On Wednesday, 24 November 2021 at 21:59:59 UTC, Ola Fosheim Grøstad wrote:
I think this overstating the issue. Not-yet-enthusiatic-but-interested people may be using D, but not for anything that they will commit to long term.
You need more of those to be enthusiastic in order to get frameworks built. You cannot make them enthusiastic without addressing the issues they have.
And the issue is, how do we know what REALLY makes then enthusiastic. You have been saying we pay too little attention to not-that-specific complaining. And I strongly doubt that claim.
Early C++ compilers were buggy. Not a good example. Just a fun anecdote. (Even g++ was quite buggy for a very long time.)
That isn't his only anecdote on the subject. The post in full: https://firstname.lastname@example.org . Also he is quoting Laeeth who is saying just the same.
Now, it's still anecdotal experience so perhaps you can show them both wrong, if you have something real credible to back that up. If.

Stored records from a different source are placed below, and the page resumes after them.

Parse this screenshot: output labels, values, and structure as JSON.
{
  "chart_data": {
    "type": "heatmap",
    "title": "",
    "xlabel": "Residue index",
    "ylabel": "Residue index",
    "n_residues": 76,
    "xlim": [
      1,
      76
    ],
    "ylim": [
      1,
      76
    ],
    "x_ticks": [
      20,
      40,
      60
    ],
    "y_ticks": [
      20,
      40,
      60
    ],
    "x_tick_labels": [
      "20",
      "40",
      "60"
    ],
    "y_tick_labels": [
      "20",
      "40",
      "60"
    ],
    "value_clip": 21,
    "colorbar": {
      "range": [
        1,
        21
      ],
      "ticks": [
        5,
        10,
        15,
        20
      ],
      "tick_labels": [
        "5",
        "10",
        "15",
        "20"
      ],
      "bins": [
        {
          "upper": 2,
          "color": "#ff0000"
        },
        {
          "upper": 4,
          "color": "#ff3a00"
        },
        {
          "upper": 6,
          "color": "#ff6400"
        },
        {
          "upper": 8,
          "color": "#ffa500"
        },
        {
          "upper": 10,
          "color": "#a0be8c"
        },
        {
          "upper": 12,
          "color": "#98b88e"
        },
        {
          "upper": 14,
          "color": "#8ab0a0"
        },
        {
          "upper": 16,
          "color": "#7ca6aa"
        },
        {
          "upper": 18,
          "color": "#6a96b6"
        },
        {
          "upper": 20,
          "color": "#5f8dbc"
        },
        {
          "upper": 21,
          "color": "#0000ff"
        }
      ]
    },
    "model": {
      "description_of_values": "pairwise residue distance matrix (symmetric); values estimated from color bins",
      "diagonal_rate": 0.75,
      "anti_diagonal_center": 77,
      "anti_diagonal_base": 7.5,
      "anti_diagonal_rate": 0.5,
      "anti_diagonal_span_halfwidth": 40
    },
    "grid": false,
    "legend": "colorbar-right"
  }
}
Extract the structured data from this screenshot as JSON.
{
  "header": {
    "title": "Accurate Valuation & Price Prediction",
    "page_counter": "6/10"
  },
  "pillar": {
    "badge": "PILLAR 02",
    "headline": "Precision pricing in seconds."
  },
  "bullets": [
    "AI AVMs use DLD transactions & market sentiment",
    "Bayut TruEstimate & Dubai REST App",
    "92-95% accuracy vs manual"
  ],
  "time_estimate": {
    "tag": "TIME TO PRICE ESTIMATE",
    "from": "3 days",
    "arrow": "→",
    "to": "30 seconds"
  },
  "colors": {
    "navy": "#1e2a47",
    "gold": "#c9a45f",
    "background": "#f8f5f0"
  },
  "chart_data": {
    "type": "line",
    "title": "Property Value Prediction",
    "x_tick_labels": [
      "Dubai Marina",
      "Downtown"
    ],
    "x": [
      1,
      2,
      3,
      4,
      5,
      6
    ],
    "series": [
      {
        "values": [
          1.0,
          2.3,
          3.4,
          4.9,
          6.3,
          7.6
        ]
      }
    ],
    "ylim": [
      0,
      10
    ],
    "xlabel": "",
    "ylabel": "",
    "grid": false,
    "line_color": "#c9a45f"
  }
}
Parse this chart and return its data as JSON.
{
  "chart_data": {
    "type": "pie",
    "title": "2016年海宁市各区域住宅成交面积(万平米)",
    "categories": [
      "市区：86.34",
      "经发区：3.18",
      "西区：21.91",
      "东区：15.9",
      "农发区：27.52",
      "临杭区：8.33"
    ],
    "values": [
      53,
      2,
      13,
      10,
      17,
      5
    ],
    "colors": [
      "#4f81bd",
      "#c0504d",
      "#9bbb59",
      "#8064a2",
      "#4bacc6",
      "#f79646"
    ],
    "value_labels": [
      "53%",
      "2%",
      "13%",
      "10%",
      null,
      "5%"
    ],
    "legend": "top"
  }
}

You should of course polish your product!
However, it is generally negative to add a long series of "improvements" to scratch some enthusiastic individual's itch and become slightly better at something you already have covered. You gain more from extending into areas that you do not cover well.
What would happen if the most enthusiastic C# or TypeScript users were given the freedom to add new cool features? The languages would eventually fail to appeal to any other group than the most enthusiastic ones.
We're talking about attitude towards non-specific, unactionable or nearly unactionable forum ranting. It's not like only die-hards would be specific when they raise issues.